Maryland to Buy Historic Pimlico Race Course for $1

Estimated read time 3 min read

The Stronach Group, owner of Baltimore’s Pimlico Race Course – home of the Preakness Stakes – will sell the historic track to the State of Maryland for $1.

The Preakness Stakes, above, is the second biggest horse racing event in the US and culturally important to Maryland, which hopes to consolidate all racing at a revamped Pimlico Race Course. (Image: Sporting News)

On Wednesday, the Maryland Board of Public Works voted to approve the plan, which will involve a complete rebuild of the track.

The state will run the track as a non-profit, while paying Stronach millions for the right to use the Preakness Stakes name and to run the famous race.

Consolidating Racing

Last week, Maryland’s Democratic Governor Wes Moore signed a bill approving $400 million in state bonds to pay for the renovations.

The Preakness will still run at Pimlico this coming Saturday (May 18) and next year, but it will move to Laurel Park in 2026 while the track is rebuilt. It will return to the new-look Pimlico – it is hoped – in 2027.

Laurel Park, which is also owned by the Stronach Group, will be permanently closed after 110 years of racing once the renovations to Pimlico are complete, per the agreement.

Supporters of the plan believe it will consolidate and rejuvenate racing in the state, while protecting the Preakness Stakes and allowing it to remain at its spiritual home.

The Preakness is culturally important to Marylanders. First run in 1873 – beating the Kentucky Derby by two years – it is second only to the Derby for attendance. Maryland law prohibits the Preakness from leaving the state.

“With this agreement, we are making Pimlico the year-round home of thoroughbred racing in the state of Maryland,” Gov.

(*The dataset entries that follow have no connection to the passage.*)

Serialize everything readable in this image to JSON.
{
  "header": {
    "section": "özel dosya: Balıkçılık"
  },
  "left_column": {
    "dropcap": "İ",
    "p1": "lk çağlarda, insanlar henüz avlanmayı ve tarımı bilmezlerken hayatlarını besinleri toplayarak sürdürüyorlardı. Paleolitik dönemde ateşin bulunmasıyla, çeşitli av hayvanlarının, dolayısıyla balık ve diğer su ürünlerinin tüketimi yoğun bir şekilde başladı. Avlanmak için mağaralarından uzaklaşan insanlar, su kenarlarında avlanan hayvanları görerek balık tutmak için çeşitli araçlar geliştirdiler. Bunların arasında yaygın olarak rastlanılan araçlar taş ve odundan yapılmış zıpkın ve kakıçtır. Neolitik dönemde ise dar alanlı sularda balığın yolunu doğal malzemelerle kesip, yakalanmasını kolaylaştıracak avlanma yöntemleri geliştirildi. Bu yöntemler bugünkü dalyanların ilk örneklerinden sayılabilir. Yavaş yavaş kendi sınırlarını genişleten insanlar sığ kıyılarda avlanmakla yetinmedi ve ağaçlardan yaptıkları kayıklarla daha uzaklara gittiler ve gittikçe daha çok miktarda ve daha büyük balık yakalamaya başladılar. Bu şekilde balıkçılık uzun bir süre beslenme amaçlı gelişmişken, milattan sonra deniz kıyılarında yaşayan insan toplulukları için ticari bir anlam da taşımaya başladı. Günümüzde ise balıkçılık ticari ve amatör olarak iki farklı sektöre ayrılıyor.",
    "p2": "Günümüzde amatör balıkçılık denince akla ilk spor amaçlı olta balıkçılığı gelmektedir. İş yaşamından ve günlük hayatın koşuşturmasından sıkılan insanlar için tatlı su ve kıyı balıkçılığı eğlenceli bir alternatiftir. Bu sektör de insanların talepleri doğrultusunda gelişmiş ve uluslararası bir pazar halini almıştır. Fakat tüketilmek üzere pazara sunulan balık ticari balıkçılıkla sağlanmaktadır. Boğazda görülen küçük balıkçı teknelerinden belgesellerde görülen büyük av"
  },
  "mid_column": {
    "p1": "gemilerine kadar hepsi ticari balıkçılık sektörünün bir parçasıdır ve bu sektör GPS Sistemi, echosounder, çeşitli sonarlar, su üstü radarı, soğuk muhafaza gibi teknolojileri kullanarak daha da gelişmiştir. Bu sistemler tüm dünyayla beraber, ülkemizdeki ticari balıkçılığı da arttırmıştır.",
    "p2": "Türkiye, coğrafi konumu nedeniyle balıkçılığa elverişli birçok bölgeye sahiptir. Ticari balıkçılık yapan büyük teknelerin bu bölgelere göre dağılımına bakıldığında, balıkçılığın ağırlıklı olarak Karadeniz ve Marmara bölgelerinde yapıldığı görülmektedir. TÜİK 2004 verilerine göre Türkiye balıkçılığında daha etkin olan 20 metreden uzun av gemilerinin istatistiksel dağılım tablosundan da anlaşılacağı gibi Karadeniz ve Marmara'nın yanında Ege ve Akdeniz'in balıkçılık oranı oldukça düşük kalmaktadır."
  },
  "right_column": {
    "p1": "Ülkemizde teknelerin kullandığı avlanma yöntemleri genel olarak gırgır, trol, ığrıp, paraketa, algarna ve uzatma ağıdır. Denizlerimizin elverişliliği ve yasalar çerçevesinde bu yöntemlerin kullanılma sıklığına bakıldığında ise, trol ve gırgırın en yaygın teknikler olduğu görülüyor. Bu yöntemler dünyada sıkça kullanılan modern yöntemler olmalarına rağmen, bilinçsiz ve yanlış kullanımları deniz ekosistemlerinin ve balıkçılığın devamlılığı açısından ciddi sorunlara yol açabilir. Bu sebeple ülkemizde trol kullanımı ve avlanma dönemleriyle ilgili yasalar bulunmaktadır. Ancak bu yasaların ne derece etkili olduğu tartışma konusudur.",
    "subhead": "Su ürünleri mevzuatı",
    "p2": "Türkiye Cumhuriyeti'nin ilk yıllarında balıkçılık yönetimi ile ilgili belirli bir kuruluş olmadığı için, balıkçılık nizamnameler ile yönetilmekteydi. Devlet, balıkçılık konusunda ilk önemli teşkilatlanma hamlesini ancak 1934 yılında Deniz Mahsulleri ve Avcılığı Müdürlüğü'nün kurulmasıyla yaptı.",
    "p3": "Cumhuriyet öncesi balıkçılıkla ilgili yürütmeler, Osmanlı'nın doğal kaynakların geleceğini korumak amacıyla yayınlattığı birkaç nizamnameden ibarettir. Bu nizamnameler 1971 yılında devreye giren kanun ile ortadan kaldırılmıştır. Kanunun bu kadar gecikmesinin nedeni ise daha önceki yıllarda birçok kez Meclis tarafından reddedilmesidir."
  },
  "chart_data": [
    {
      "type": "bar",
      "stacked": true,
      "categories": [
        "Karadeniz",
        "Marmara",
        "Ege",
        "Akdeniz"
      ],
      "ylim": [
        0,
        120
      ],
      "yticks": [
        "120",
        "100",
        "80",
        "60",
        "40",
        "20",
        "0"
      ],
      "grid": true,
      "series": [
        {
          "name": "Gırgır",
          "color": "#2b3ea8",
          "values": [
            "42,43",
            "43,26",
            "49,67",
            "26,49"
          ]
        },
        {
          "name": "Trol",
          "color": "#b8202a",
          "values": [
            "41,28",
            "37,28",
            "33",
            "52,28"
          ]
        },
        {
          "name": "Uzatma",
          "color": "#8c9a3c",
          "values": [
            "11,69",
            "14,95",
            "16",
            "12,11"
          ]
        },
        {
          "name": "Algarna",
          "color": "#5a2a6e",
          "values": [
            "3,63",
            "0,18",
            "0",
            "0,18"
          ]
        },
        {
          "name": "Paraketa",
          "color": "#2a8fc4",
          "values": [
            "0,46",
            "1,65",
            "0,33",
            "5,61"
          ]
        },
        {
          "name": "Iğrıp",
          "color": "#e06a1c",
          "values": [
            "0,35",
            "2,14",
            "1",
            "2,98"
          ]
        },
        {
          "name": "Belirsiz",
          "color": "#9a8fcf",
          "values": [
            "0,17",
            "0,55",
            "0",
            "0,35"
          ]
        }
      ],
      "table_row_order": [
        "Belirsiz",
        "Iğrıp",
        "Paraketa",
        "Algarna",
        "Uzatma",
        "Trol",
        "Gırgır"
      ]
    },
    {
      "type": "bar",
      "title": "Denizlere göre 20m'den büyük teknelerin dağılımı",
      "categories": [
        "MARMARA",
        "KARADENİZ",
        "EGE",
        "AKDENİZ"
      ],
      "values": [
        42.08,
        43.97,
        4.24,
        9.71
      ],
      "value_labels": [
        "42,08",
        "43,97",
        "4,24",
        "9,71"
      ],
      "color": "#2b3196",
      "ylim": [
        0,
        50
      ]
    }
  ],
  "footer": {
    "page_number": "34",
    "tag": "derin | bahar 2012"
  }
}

Moore said Wednesday. “By consolidating thoroughbred racing at one track, Pimlico will become a reliable hub of economic activity, rather than only being in the spotlight for a few days of the year.”

New-Look Pimlico

The rebuild will create a smaller 5,000-seater grandstand, which will double as an event space and be open to the local community all year round, according to local NBC affiliate WBAL-TV. There will be a new sportsbook, a hotel with views of the track, and a 2,000-space parking garage.

The track itself will be rotated 30 degrees to free up more space for these new facilities. The plan is that the revamped track will be able to host open-air festivals and other events.

Any operating losses will be covered by a fund derived from lottery proceeds. Meanwhile, 10% of track profits will go to local Park Heights community development projects.

“This truly is an historic moment,” said Alan Foreman, president and CEO of the Maryland Thoroughbred Horsemen’s Association, told WBAL-TV. “[With] the not-for-profit model, we are consolidating, reducing expenses, reimagining the future.”